A polêmica do apito no Fla-Flu da última quinta-feira ganhou novos desdobramentos.  Em contato com a Comissão Independente de Arbitragem da CBF, Emerson Augusto de Carvalho (Fifa/SP) teria se responsabilizado por gerar a confusão em torno do gol anulado de Henrique, mudando duas vezes sua sinalização sobre o lance.

- Emerson (Augusto de Carvalho) teve a dignidade de reconhecer que errou. Porém, sua decisão aconteceu de maneira muito lenta, dando margem a todo tumulto. Emerson disse que sinalizou o impedimento e, após o Sandro (Meira Ricci) ter acatado seu pedido, o assistente perguntou quem fez o gol. Como disse, em um primeiro momento, que Henrique não estava impedido, o árbitro confirmou o gol. Porém, ao ver os jogadores do Flamengo o cercando, Emerson voltou a chamar o juiz, disse que teria reconsiderado a jogada, e que o Henrique também estava impedido - detalhou José Roberto Wright, ao LANCE!.

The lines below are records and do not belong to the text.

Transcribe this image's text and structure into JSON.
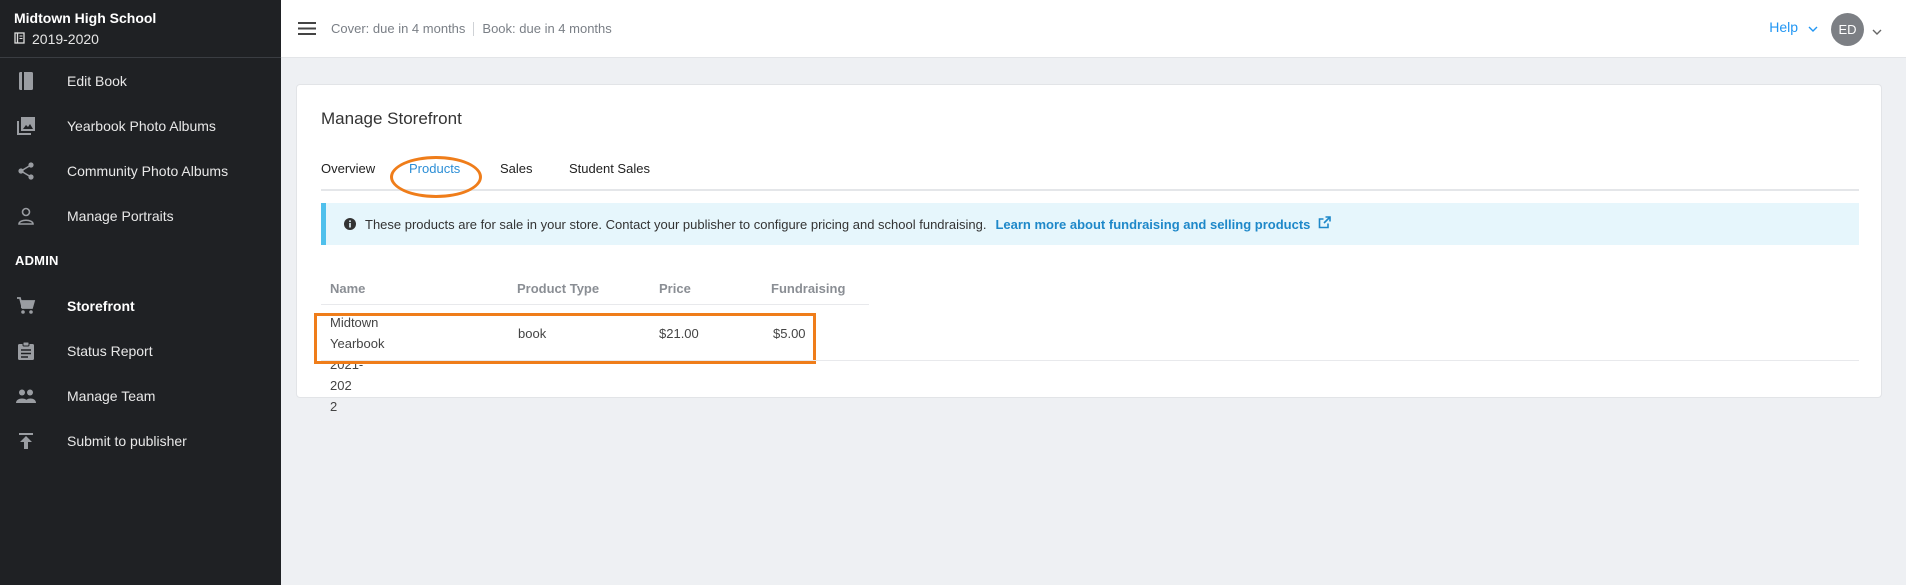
{
  "sidebar": {
    "school": "Midtown High School",
    "year": "2019-2020",
    "items": [
      {
        "label": "Edit Book",
        "icon": "book-icon"
      },
      {
        "label": "Yearbook Photo Albums",
        "icon": "photo-album-icon"
      },
      {
        "label": "Community Photo Albums",
        "icon": "share-icon"
      },
      {
        "label": "Manage Portraits",
        "icon": "person-icon"
      }
    ],
    "admin_label": "ADMIN",
    "admin_items": [
      {
        "label": "Storefront",
        "icon": "cart-icon",
        "active": true
      },
      {
        "label": "Status Report",
        "icon": "clipboard-icon"
      },
      {
        "label": "Manage Team",
        "icon": "people-icon"
      },
      {
        "label": "Submit to publisher",
        "icon": "upload-icon"
      }
    ]
  },
  "header": {
    "cover_due": "Cover: due in 4 months",
    "book_due": "Book: due in 4 months",
    "help": "Help",
    "avatar_initials": "ED"
  },
  "main": {
    "title": "Manage Storefront",
    "tabs": [
      {
        "label": "Overview"
      },
      {
        "label": "Products",
        "active": true
      },
      {
        "label": "Sales"
      },
      {
        "label": "Student Sales"
      }
    ],
    "alert": {
      "text": "These products are for sale in your store. Contact your publisher to configure pricing and school fundraising.",
      "link": "Learn more about fundraising and selling products"
    },
    "table": {
      "headers": [
        "Name",
        "Product Type",
        "Price",
        "Fundraising"
      ],
      "rows": [
        {
          "name_line1": "Midtown Yearbook 2021-202",
          "name_line2": "2",
          "type": "book",
          "price": "$21.00",
          "fundraising": "$5.00"
        }
      ]
    }
  },
  "colors": {
    "sidebar_bg": "#1f2124",
    "accent": "#2b8ed6",
    "highlight": "#ef7d1a",
    "alert_bg": "#e6f6fc"
  }
}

Aos olhos do ex-árbitro, a paralisação de 12 minutos em torno de Sandro Meira Ricci (Fifa/SC) e do auxiliar passa a ser dividida:

- O Sandro não reconheceu publicamente seu erro de conversar com o assistente próximo ao banco de reservas, dando margem para o tumulto e a invasão de jogadores e da comissão técnica dos dois clubes. Ele tinha de tirar a dúvida no meio de campo. Mas o Emerson jogou o Sandro em um buraco.

Segundo Wright, o assistente descartou que tenha ficado ciente da interferência externa (algo que não é permitido pela Fifa) durante a vitória por 2 a 1 do Flamengo sobre o Fluminense:

- Para mim, ele disse que analisou a jogada. Mas ele não tem videoteipe e, depois de confirmar com convicção, os jogadores chegaram em cima dele e o Emerson demorou muito para mudar de opinião. Isto dá margem para acreditar que o assistente teve ajuda externa.

O ex-árbitro afirmou que a Comissão de Arbitragem Independente da CBF tende a pedir uma punição também a Emerson Augusto de Carvalho:

- Agora que confessou, o Emerson tende ao menos a tomar uma advertência. Já o Sandro não teve agilidade para contornar as pessoas do lado de fora, e sequer teve agilidade para chegar próximo ao assistente quanto ele assinalou o impedimento. E o que é pior: erros como estes são transmitidos para mais de 100 países.